Edenworks: The Future of Rooftop Farming

Photos by Jane Bruce
Photos by Jane Bruce

It was a brilliantly sunny (if cold and blustery) early spring day when I found myself wandering around Bushwick looking for the garden of Eden. Well, OK. Not the literal garden of Eden, though in many ways, as close to Eden as Bushwick gets. I was looking for Edenworks, a sky-high greenhouse which just might wind up revolutionizing rooftop farming as we know it.

Edenworks—founded by Jason Green, Ben Silverman, and Matt La Rosa—is not just any rooftop farm. It employs the system of aquaponic farming, whereby plants and fish live in a closed environment together, essentially feeding and feeding off each other, with a data-driven approach that is far more technological than what most people think of when they think of “rooftop farming.” In other words, the kind of farming being done at Edenworks has little to do with the little herb garden you have on your fire escape.

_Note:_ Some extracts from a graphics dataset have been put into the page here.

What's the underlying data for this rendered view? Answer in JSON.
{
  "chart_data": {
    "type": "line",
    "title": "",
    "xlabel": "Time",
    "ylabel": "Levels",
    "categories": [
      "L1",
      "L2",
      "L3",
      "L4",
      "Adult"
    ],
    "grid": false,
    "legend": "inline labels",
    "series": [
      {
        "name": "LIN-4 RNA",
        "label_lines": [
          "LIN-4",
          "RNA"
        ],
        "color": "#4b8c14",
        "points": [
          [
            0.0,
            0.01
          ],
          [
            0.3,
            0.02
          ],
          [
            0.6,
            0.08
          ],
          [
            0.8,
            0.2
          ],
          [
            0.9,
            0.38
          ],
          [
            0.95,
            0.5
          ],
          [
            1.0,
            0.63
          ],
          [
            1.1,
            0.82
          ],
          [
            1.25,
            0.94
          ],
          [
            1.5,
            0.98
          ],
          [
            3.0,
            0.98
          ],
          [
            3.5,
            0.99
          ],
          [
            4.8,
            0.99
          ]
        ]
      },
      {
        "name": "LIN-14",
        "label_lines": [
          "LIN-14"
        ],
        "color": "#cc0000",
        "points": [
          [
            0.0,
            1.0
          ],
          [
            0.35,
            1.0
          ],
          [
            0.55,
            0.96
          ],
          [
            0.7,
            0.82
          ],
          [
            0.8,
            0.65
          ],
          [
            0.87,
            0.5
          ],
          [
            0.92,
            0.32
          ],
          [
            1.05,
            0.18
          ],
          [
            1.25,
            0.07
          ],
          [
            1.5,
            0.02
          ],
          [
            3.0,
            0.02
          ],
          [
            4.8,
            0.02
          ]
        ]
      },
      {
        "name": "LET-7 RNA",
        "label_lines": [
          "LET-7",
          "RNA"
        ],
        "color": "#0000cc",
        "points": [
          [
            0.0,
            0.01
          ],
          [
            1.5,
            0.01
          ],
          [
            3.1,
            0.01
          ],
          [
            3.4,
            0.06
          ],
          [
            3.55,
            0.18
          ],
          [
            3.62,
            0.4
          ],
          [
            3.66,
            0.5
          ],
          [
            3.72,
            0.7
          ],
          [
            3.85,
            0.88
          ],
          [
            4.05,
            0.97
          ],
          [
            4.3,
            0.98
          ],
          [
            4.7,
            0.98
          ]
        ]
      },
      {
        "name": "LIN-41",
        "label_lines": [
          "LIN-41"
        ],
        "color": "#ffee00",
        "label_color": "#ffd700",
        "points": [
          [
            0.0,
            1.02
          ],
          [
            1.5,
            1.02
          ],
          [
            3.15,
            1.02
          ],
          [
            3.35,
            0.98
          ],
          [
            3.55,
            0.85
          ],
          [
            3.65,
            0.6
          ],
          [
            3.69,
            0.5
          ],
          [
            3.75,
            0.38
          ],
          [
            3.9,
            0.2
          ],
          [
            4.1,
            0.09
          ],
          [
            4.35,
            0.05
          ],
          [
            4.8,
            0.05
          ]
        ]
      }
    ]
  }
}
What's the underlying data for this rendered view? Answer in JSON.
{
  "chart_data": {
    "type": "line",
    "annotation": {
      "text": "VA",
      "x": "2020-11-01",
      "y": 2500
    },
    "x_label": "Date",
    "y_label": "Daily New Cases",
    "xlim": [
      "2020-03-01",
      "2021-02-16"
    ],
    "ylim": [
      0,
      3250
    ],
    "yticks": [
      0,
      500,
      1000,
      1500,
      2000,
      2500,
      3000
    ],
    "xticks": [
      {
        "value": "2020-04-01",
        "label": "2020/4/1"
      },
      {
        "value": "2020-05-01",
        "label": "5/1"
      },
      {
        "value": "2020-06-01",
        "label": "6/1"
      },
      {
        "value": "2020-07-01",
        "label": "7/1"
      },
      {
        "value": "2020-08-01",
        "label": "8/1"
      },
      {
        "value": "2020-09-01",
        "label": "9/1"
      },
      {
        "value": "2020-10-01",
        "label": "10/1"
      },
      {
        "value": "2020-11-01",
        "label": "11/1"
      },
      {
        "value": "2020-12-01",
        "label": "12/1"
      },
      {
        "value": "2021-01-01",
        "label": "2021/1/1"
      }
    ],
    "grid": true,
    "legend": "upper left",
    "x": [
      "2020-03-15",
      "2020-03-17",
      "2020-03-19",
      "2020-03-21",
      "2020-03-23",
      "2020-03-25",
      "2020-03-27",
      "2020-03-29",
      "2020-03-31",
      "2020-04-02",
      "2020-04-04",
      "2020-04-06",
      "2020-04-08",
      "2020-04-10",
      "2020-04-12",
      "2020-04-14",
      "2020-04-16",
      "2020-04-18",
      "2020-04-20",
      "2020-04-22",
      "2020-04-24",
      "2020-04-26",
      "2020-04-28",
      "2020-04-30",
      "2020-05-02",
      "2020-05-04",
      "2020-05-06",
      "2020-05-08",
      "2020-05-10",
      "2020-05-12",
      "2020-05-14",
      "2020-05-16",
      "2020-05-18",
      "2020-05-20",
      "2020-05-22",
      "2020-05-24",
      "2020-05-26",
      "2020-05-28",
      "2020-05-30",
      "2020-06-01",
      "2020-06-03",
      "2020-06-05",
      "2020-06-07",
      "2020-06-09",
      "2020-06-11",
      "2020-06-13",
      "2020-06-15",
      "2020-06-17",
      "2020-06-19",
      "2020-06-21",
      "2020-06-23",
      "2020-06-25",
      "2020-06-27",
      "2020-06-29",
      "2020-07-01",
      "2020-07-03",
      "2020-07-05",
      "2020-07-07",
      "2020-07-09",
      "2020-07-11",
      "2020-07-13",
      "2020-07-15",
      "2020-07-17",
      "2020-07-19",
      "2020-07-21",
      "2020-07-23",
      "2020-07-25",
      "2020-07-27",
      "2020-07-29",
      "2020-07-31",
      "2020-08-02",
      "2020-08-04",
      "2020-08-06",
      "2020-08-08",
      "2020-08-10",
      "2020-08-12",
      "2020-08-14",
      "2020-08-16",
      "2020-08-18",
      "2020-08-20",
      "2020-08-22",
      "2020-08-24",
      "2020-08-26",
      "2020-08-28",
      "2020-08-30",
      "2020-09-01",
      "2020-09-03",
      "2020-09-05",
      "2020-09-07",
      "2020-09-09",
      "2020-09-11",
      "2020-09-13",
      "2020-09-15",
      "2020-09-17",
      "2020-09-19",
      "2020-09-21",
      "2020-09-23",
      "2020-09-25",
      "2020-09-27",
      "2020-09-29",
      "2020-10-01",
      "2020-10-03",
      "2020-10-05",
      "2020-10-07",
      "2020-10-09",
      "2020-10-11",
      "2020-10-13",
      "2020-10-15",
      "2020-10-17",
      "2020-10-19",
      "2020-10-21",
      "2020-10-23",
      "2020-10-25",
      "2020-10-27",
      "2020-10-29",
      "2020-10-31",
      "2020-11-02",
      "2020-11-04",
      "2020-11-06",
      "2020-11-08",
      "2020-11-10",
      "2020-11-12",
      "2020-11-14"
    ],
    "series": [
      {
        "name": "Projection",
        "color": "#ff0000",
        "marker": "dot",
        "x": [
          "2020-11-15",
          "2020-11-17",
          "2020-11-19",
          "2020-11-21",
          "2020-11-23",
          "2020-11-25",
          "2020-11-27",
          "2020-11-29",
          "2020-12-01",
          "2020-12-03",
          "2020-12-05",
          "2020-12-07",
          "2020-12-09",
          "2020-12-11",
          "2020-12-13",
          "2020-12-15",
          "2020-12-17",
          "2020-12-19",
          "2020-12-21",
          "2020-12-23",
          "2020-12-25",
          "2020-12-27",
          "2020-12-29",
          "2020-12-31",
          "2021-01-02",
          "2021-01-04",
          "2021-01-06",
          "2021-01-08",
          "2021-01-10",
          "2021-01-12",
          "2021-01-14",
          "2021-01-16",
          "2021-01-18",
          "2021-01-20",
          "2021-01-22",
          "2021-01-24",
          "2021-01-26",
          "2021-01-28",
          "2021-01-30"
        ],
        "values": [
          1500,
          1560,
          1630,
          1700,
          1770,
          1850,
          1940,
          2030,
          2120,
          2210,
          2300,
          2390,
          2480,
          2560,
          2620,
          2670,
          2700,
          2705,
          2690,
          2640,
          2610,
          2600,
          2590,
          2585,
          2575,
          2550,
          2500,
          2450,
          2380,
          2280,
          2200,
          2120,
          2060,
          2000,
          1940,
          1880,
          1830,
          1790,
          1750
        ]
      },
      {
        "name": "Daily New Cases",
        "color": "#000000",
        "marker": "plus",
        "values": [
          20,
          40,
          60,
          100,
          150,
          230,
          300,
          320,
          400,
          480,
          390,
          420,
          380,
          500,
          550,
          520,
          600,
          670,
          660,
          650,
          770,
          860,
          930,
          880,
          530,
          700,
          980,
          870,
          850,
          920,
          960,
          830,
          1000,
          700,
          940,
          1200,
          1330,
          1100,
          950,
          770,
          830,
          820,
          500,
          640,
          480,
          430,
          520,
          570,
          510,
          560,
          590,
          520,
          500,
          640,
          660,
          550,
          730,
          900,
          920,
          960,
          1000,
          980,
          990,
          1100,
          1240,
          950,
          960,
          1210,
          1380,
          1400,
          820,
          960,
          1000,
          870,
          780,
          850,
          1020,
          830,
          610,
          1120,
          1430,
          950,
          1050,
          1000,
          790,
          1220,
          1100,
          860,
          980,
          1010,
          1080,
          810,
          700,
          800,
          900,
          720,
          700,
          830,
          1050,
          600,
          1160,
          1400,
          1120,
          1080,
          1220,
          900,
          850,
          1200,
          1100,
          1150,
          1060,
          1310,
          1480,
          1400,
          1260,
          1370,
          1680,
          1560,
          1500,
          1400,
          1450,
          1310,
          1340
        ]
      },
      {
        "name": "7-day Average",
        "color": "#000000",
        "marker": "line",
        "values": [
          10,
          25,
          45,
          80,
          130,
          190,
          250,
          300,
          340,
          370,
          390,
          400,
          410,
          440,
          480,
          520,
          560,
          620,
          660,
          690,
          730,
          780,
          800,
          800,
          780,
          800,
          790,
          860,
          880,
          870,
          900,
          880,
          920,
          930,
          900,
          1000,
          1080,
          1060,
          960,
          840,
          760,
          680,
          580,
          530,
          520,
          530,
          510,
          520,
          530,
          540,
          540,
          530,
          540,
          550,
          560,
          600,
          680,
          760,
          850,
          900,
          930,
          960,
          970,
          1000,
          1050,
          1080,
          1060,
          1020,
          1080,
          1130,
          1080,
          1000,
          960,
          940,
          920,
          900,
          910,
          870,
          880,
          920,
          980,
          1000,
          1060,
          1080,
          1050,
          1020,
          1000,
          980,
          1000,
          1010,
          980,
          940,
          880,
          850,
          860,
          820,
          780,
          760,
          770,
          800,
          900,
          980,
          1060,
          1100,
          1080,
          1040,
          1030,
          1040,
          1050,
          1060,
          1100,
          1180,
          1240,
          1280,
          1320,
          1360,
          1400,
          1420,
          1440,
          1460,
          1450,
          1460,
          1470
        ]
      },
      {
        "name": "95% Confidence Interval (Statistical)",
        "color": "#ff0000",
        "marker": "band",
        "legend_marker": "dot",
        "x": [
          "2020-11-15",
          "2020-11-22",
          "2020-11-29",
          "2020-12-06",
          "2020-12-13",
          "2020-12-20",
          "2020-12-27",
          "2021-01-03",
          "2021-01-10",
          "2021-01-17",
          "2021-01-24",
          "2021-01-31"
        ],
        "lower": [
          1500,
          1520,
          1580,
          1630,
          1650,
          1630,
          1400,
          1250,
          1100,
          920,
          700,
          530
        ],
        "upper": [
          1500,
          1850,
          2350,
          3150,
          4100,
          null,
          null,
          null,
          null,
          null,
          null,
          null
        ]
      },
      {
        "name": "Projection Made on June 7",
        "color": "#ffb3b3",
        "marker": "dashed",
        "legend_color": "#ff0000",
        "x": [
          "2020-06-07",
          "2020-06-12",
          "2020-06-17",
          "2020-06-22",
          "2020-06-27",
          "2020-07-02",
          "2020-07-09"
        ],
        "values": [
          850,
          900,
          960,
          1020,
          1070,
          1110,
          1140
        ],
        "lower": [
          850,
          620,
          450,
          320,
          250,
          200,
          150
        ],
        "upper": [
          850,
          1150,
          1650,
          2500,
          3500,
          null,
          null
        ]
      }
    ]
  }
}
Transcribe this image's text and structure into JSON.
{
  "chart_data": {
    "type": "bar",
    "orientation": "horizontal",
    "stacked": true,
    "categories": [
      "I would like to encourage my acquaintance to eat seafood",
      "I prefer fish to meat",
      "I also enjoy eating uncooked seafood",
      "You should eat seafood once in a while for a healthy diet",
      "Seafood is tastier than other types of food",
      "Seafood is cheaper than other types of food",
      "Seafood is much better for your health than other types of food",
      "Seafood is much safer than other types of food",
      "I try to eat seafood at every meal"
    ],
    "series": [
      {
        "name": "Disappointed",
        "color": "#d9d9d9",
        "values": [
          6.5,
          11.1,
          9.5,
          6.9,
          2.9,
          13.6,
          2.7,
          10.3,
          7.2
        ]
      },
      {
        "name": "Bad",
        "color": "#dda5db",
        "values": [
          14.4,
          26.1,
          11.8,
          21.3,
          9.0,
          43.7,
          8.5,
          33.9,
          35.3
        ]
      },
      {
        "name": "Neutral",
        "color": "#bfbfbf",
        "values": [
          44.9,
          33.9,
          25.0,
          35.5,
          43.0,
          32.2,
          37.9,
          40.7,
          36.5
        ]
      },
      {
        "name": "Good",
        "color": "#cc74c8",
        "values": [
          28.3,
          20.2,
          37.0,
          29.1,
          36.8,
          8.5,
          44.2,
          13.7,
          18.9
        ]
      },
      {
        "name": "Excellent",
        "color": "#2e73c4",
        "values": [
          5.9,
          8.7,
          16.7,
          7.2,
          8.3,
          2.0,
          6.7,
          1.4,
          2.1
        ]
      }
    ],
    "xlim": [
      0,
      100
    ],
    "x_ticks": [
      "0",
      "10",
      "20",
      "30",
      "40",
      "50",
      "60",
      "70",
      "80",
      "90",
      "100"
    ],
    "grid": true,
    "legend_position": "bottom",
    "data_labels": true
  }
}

When I finally found Edenworks, I was given a tour by La Rosa, who guided me around the greenhouse, past huge vats of swimming tilapia, rows of vertically terraced plantings that included chard, radishes, and bright yellow, fist-size marigolds, and multiple machines, all of which were tracking the highly calibrated amounts of nutrients being supplied to the plants by the fish, in the form of, well, poop.

The most exciting thing about aquaponic farming is that it’s incredibly energy efficient and the process itself creates almost no waste—even the fish wind up eventually being fed by fly larvae that, in turn, have fed off the compost created by excess plant material. But none of this would matter all that much if the plants being grown were just the kind of tasteless hothouse tomatoes that New Yorkers have to deal with (or forgo) come winter. Luckily, the food at Edenworks measures up to some of the best produce I’ve ever had: The radish microgreens had a sharp, peppery bite that was instantly addictive, and the Swiss chard was earthy and rich, like if “green” was a flavor instead of a color. If this is what the future tastes like, we’re in for a treat.